На некоторых плакатах было написано: «Спасем нашу железную дорогу», на других: «Британские железные дороги» и «Последний путь к Хаосу». В отдалении группа людей держала длинный транспарант: «Британским железным дорогам наплевать на людей?» Лиза чувствовала, что назревает нечто, хотя не могла сказать, что именно. Кроме того, вид такого количества людей ее заворожил, народу было больше, чем в тот день в городе, их было больше, чем в фильме о Древнем Риме, который она видела. Сдержанная, если не от природы, то в силу воспитания, она решила посмотреть на происходящее, спрятавшись в кустах. Лизе не хотелось ни с кем говорить, общение с незнакомцами было ей затруднительно, ведь знала она за всю свою жизнь очень немногих. Осень стояла сухая, и река обмелела, в этом месте она была просто широкой отмелью, где вода с тихим журчаньем плескалась о камни. Оставшись на этом берегу, она могла бы ни с кем не разговаривать, но, подумав так, она уже снимала туфли и носки, чтобы перейти вброд реку.

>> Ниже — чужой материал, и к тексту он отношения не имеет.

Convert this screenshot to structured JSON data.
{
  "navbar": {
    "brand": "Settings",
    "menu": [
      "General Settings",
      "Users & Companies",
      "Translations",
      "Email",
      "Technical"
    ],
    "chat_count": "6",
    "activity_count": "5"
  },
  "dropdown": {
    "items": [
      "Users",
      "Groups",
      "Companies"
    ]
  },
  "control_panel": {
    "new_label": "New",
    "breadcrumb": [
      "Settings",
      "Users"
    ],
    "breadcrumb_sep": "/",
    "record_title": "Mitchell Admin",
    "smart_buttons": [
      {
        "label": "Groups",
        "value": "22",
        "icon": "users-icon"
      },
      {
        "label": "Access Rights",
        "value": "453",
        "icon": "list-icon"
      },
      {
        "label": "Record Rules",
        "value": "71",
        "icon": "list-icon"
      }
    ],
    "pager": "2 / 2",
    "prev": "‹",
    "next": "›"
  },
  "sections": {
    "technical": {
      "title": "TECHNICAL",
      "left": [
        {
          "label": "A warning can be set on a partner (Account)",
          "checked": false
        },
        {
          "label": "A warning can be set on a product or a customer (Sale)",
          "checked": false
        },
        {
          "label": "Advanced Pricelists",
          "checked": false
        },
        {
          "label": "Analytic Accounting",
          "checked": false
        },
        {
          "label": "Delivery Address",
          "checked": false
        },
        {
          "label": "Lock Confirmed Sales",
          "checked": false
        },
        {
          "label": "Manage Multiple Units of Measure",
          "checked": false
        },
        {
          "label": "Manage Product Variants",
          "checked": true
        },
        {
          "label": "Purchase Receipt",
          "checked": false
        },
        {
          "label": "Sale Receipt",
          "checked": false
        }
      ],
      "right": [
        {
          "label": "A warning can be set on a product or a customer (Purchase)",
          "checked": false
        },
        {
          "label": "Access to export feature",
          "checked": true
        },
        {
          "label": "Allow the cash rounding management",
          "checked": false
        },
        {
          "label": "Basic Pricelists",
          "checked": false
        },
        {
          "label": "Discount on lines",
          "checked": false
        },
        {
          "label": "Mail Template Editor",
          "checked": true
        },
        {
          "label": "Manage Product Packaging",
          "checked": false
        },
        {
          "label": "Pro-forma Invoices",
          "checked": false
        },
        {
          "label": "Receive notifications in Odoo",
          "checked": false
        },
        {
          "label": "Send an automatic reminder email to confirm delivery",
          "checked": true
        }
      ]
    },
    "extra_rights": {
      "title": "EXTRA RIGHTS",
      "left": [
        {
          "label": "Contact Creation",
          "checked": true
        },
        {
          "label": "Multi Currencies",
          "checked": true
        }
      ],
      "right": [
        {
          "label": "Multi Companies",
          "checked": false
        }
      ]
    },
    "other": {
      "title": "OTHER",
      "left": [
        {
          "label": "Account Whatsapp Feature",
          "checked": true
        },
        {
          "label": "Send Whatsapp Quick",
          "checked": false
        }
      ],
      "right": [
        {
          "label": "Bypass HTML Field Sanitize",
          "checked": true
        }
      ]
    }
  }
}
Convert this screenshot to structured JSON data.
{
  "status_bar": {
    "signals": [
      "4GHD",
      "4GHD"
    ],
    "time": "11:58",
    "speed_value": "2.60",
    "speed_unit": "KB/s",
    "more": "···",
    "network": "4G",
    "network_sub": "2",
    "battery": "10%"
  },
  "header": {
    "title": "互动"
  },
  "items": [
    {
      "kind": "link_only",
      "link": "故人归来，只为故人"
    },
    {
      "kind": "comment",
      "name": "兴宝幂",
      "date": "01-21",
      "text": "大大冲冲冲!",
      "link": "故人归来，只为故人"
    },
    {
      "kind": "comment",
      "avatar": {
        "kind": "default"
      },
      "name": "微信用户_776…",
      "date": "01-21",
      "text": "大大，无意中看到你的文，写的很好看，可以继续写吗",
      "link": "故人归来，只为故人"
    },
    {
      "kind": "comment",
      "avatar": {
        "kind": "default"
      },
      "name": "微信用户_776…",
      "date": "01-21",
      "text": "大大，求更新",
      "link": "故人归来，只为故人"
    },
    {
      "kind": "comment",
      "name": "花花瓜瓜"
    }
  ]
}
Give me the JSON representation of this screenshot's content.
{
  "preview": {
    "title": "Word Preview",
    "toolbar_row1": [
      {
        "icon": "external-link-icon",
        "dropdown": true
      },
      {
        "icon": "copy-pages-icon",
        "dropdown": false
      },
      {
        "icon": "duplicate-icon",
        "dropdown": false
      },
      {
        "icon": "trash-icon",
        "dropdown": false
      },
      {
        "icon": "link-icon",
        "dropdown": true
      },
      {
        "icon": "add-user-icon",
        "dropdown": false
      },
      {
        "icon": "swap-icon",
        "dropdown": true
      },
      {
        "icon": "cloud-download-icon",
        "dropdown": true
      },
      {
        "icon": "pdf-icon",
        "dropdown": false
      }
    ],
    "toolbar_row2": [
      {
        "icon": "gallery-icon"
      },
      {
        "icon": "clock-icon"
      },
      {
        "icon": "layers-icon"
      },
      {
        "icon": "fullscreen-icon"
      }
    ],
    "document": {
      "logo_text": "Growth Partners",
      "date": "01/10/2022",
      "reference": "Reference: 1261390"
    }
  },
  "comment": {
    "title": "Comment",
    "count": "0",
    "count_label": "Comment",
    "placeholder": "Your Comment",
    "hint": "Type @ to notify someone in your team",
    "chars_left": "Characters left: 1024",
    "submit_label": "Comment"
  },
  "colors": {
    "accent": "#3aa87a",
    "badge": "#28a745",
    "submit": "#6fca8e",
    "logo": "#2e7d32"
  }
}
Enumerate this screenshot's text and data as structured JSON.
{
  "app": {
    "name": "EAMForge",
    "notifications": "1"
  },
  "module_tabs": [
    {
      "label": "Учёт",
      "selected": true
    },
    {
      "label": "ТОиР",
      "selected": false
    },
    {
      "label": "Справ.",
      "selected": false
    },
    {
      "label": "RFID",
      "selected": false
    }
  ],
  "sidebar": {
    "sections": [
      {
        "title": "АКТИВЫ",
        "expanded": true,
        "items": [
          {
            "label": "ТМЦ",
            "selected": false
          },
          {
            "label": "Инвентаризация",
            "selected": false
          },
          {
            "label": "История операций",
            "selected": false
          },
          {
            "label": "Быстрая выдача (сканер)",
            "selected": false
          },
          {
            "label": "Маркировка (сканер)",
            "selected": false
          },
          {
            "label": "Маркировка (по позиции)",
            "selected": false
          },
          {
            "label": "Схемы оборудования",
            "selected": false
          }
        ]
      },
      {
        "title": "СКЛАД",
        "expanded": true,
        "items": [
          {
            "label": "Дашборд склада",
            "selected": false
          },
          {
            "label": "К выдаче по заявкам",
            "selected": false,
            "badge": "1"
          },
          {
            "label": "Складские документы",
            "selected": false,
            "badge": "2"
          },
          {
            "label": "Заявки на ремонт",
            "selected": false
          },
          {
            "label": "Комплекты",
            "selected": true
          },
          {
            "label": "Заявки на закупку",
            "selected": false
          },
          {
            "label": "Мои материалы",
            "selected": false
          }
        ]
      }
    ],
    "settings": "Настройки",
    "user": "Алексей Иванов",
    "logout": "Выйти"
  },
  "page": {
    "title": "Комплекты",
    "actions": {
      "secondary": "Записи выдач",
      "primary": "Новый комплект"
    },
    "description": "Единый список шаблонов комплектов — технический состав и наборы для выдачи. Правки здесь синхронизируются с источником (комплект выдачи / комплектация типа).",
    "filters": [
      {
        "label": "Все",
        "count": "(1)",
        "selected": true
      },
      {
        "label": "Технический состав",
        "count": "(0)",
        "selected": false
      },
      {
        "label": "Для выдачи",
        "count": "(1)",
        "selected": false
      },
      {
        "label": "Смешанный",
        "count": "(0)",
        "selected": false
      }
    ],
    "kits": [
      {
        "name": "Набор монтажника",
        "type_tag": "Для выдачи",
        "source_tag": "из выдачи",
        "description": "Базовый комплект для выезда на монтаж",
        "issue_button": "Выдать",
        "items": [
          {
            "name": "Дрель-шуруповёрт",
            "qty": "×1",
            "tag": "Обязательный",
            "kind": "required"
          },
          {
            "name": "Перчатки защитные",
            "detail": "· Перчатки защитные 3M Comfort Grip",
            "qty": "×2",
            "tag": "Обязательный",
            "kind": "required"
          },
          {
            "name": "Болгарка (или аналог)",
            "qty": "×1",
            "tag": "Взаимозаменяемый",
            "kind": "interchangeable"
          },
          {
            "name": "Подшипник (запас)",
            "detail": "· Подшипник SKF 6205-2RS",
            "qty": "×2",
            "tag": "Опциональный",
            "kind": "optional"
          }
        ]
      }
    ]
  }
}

Прятаться было поздно. Казалось, все они смотрят на нее. Не успела Лиза притвориться, что просто гуляет, как женщина схватила ее за руку и, очевидно приняв по ошибке за какую-то другую девочку, спросила, где, черт возьми, она была, и сразу же поручила ей держать транспарант.
Транспарант был точно такой же, как и на другой стороне дороги, и держали его четверо. Лиза сделала, как ей было сказано, и вцепилась в кусок над буквами БЖД. Слева от нее стоял мужчина, а с правой стороны мальчик. Оба они сказали:
— Привет, — и мальчик спросил, здешняя ли она. Лиза ответила, что она из деревни. Дома их отсюда не видно, но до него всего полмили.
— Рукой подать, — сказал мужчина. — Твоя семья часто ездит этим поездом, верно? Или, вернее, ездила?
— Каждый день, — ответила Лиза.
Это была далеко не первая ее ложь. Лиза регулярно врала матери насчет того, где была, когда на самом деле уходила смотреть телевизор.
— Им и в голову не приходит, что здесь не у каждого есть машина, — сказал мужчина. — Вот у твоего папы есть машина?
— Вот женоненавистник, — возмутилась женщина, стоявшая по другую сторону от него. — Почему бы не спросить, нет ли машины у ее мамы? Да будет тебе известно, у нас женщинам пока еще позволено сидеть за рулем. Мы не в Саудовской Аравии.
Лиза коротко ответила, что машины у них нет: машину Бруно она не считала, и только собралась сказать о том, что у нее нет и папы, когда от дальнего конца туннеля раздался гудок паровоза. Он всегда гудел, въезжая в туннель и выныривая из него, так как дорога была одноколейной и, вероятно, существовала возможность столкнуться в темноте со встречным поездом. Однако теперь проблема эта отпала раз и навсегда.